You missed out three crucial words, bopi
Get your illness linked to pregnancy if it is, that protects you
IF IT IS.
What I'm saying is that if the ops illness is pregnancy caused then she can, and should, be protected. That's the law.
As I said, I've taken only a couple of days in total that were not pregnancy related over the last decade or so.
I work well over my hours. I'm flexible, I go above and beyond, I am certainly not a shirker or a pisstaker.
I also had HG in my pregnancy - the attitude like yours that any time off at all was not to be tolerated meant I worked with no time off, vomiting up to 20 x a day in the office. I fainted in the office and just got up and got on with it. I took many calls just lying on the floor because I knew I'd vomit or pass out. I went for drips in my lunch break (even taking a bloody lunch break was frowned on.)
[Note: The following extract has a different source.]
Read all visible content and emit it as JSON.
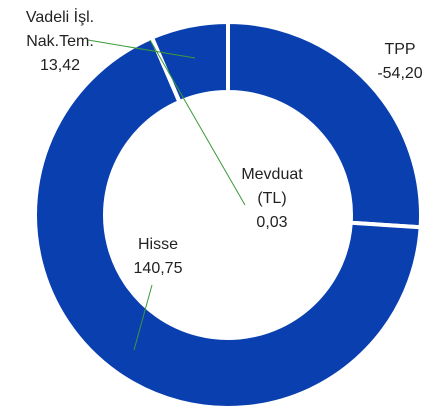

Eventually I was put in rest leave at six months due to that and some potentially life threatening complications. If I'd been able to rest a bit at the start I'd have been able to work much longer.
People get sick. I'm lucky in that generally I'm healthy and I also have a high bar for staying in bed (never, generally.) but I'm also aware that other people do get ill. I had a colleague hospitalisedfor a week with chickenpox last year. One with cancer, etc etc.
There are always pisstakers, and everyone knows who they are. That's no reason to enforce a culture where people are afraid to take genuine time off for genuine illness - we e fought hard for worker protection in this country, let's be grateful for the protections we have.